Reflection and hope in bishops’ Christmas messages

The Archbishop of Westminster has said that he sees “no shortage” of churchgoers with the “instinct for faith” this Christmas.

Speaking to Times Radio, Cardinal Vincent Nichols said that the celebration of Christmas “tells us the importance of ritual”.

“There’s no shortage of that instinct for faith, which is connecting again with church services, particularly in the Catholic Church,” he said.

In a Christmas message broadcast by Vatican News on December 17, Cardinal Nichols said that Christmas was God’s “unambiguous public declaration of his love for every human person”, comparable to the vows made by a couple at their wedding.

“Of course, God has made manifest that love before,” he said, “but it’s sometimes been shrouded in cloud or obscured by his messengers or lost in the complexities of history.”

Christmas, he said, “is a public declaration in our flesh, such as a married couple might make to each other on their wedding day”.

By recognizing this, he said, “we begin to understand that every single word and gesture and deliberate action of Jesus is an unfolding of this single proclamation of God’s love for us”.

The cardinal told Times Radio that “ritual helps us to step outside of our own little bubble, connect with something that we have received, inherited, and that we hope to pass on”.

He was responding to questions about the re-writing of Christmas carols, following criticism of a version of God Rest Ye Merry Gentlemen sung at an Anglican church in Loughborough.

Cardinal Nichols said that he thought “those values ​​of continuation of musical repertoire, of the ability to sing together, of looking at the rituals that have been fashioned over the centuries” were “for me, more important than particular sensitivities which come and go” .

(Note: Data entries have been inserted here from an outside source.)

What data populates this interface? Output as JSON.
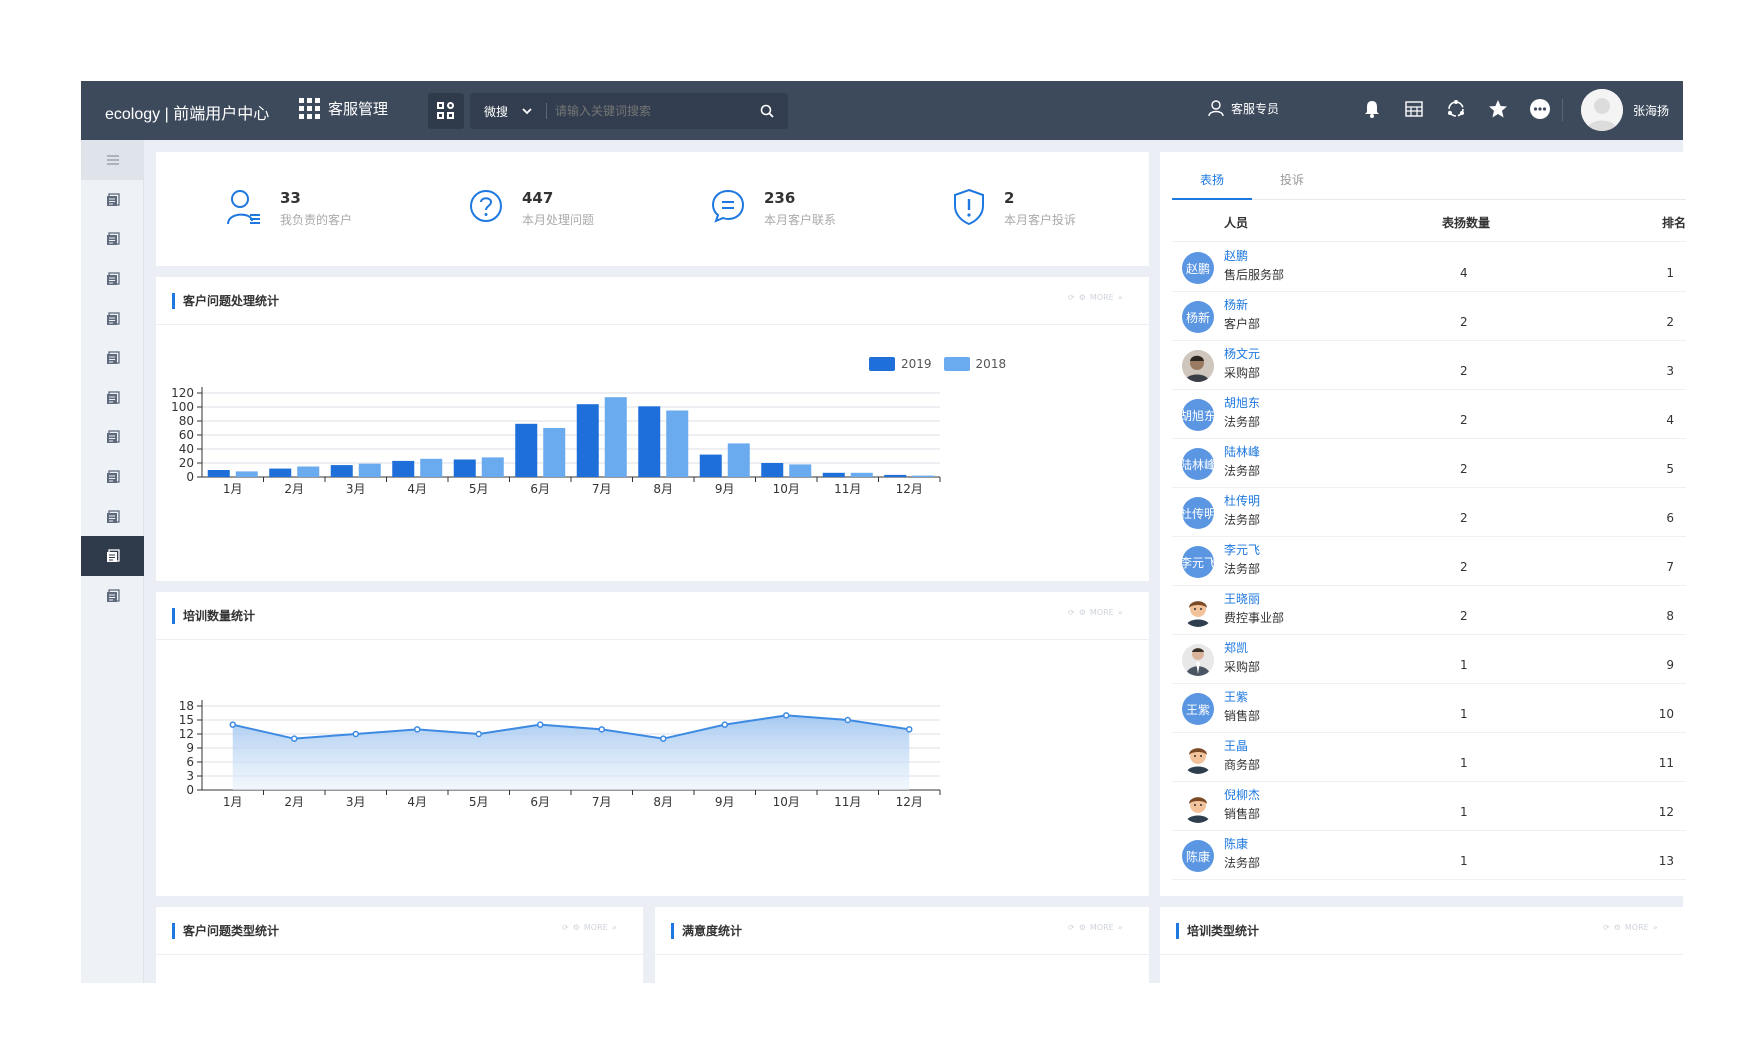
{
  "topbar": {
    "brand": "ecology | 前端用户中心",
    "module": "客服管理",
    "search_scope": "微搜",
    "search_placeholder": "请输入关键词搜索",
    "role": "客服专员",
    "user_name": "张海扬",
    "icons": [
      "bell-icon",
      "keyboard-icon",
      "refresh-circle-icon",
      "star-icon",
      "more-icon"
    ]
  },
  "sidebar": {
    "items": [
      "menu-icon",
      "doc-icon",
      "doc-icon",
      "doc-icon",
      "doc-icon",
      "doc-icon",
      "doc-icon",
      "doc-icon",
      "doc-icon",
      "doc-icon",
      "doc-icon",
      "doc-icon"
    ],
    "active_index": 10
  },
  "stats": [
    {
      "value": "33",
      "label": "我负责的客户",
      "icon": "user-list-icon"
    },
    {
      "value": "447",
      "label": "本月处理问题",
      "icon": "question-icon"
    },
    {
      "value": "236",
      "label": "本月客户联系",
      "icon": "chat-icon"
    },
    {
      "value": "2",
      "label": "本月客户投诉",
      "icon": "shield-alert-icon"
    }
  ],
  "panels": {
    "issue_stats_title": "客户问题处理统计",
    "training_title": "培训数量统计",
    "issue_type_title": "客户问题类型统计",
    "satisfaction_title": "满意度统计",
    "training_type_title": "培训类型统计",
    "more_label": "MORE"
  },
  "colors": {
    "accent": "#1e78e0",
    "series_2019": "#1e6fd9",
    "series_2018": "#6aaaee",
    "topbar": "#3d4a5c"
  },
  "chart_data": [
    {
      "type": "bar",
      "categories": [
        "1月",
        "2月",
        "3月",
        "4月",
        "5月",
        "6月",
        "7月",
        "8月",
        "9月",
        "10月",
        "11月",
        "12月"
      ],
      "series": [
        {
          "name": "2019",
          "values": [
            10,
            12,
            17,
            23,
            25,
            76,
            104,
            101,
            32,
            20,
            6,
            3
          ]
        },
        {
          "name": "2018",
          "values": [
            8,
            15,
            19,
            26,
            28,
            70,
            114,
            95,
            48,
            18,
            6,
            2
          ]
        }
      ],
      "yticks": [
        0,
        20,
        40,
        60,
        80,
        100,
        120
      ],
      "ylim": [
        0,
        120
      ],
      "legend": "top-right",
      "grid": true
    },
    {
      "type": "area",
      "categories": [
        "1月",
        "2月",
        "3月",
        "4月",
        "5月",
        "6月",
        "7月",
        "8月",
        "9月",
        "10月",
        "11月",
        "12月"
      ],
      "values": [
        14,
        11,
        12,
        13,
        12,
        14,
        13,
        11,
        14,
        16,
        15,
        13
      ],
      "yticks": [
        0,
        3,
        6,
        9,
        12,
        15,
        18
      ],
      "ylim": [
        0,
        18
      ],
      "grid": true
    }
  ],
  "ranking": {
    "tabs": [
      "表扬",
      "投诉"
    ],
    "active_tab": 0,
    "headers": {
      "person": "人员",
      "count": "表扬数量",
      "rank": "排名"
    },
    "rows": [
      {
        "name": "赵鹏",
        "dept": "售后服务部",
        "count": "4",
        "rank": "1",
        "avatar_text": "赵鹏",
        "avatar": "initials"
      },
      {
        "name": "杨新",
        "dept": "客户部",
        "count": "2",
        "rank": "2",
        "avatar_text": "杨新",
        "avatar": "initials"
      },
      {
        "name": "杨文元",
        "dept": "采购部",
        "count": "2",
        "rank": "3",
        "avatar_text": "",
        "avatar": "photo"
      },
      {
        "name": "胡旭东",
        "dept": "法务部",
        "count": "2",
        "rank": "4",
        "avatar_text": "胡旭东",
        "avatar": "initials"
      },
      {
        "name": "陆林峰",
        "dept": "法务部",
        "count": "2",
        "rank": "5",
        "avatar_text": "陆林峰",
        "avatar": "initials"
      },
      {
        "name": "杜传明",
        "dept": "法务部",
        "count": "2",
        "rank": "6",
        "avatar_text": "杜传明",
        "avatar": "initials"
      },
      {
        "name": "李元飞",
        "dept": "法务部",
        "count": "2",
        "rank": "7",
        "avatar_text": "李元飞",
        "avatar": "initials"
      },
      {
        "name": "王晓丽",
        "dept": "费控事业部",
        "count": "2",
        "rank": "8",
        "avatar_text": "",
        "avatar": "cartoon"
      },
      {
        "name": "郑凯",
        "dept": "采购部",
        "count": "1",
        "rank": "9",
        "avatar_text": "",
        "avatar": "suit"
      },
      {
        "name": "王紫",
        "dept": "销售部",
        "count": "1",
        "rank": "10",
        "avatar_text": "王紫",
        "avatar": "initials"
      },
      {
        "name": "王晶",
        "dept": "商务部",
        "count": "1",
        "rank": "11",
        "avatar_text": "",
        "avatar": "cartoon"
      },
      {
        "name": "倪柳杰",
        "dept": "销售部",
        "count": "1",
        "rank": "12",
        "avatar_text": "",
        "avatar": "cartoon"
      },
      {
        "name": "陈康",
        "dept": "法务部",
        "count": "1",
        "rank": "13",
        "avatar_text": "陈康",
        "avatar": "initials"
      }
    ]
  }
}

His Christmas message was one of several issued by bishops across the British Isles this week.

The Catholic and Anglican Archbishops of Armagh, Eamon Martin and John McDowell, issued a joint Christmas message on 21 December condemning the “ideology of customer satisfaction which cannot do justice to the richness of personal life”.

“The current public understanding of abundance is incapable of healing the divisions in our society,” they say.

“Society cannot be truly democratic without a strong sense of solidarity and community – something which can often be absent today.”

Christmas, the archbishops say, challenges our “surveillance capitalism” in “an age of algorithms and atomisation” and “a global system of behavior modification which can threaten human nature itself”.

They continue: “The coming of the ‘Word made flesh’ drags us back to both the primacy of person and of their solidarity.”

In Wales, too, the Catholic and Anglican archbishops issued a joint Christmas message, inviting people back to church for the feast.

The Archbishop of Glasgow, William Nolan, delivered a message emphasizing that the peace of Christmas is “not a superficial peace”.

“Whether our life is going well or going badly just now, whether we have things to celebrate or things that we mourn, God is always with us,” he said.

“That is the great joy that comes with Christmas.”

In England, the Archbishop of Birmingham, Bernard Longley, issued a message which reflects on the obstacles to traditional gift-giving amid rising costs and strikes.

He observes that “one very welcome gift for everybody affected would be a just resolution to the various disputes over pay and working conditions”.

“Peace of mind in place of anxiety would be a welcome gift in many homes,” he says.

Archbishop Longley also offers prayers for the four boys who died earlier this month, after falling into a frozen lake in Solihull.

“This Christmas we remember and pray especially for the families of the four children who lost their lives so recently in Birmingham. May the child born at Bethlehem give them comfort and strength to face the coming year.”

England’s newest bishop, Peter Collins of East Anglia, also published a Christmas message, asking members of his diocese to “recognize how interconnected we are, how interconnected is our world”.

Bishop Collins, who was ordained to his see last week, describes the world’s “darkness”, where “the wellbeing of our brothers and sisters is jeopardized by widespread injustice, malicious intent and selfish indulgence”.

“As heralds of peace,” he says, “let us embrace one and all.”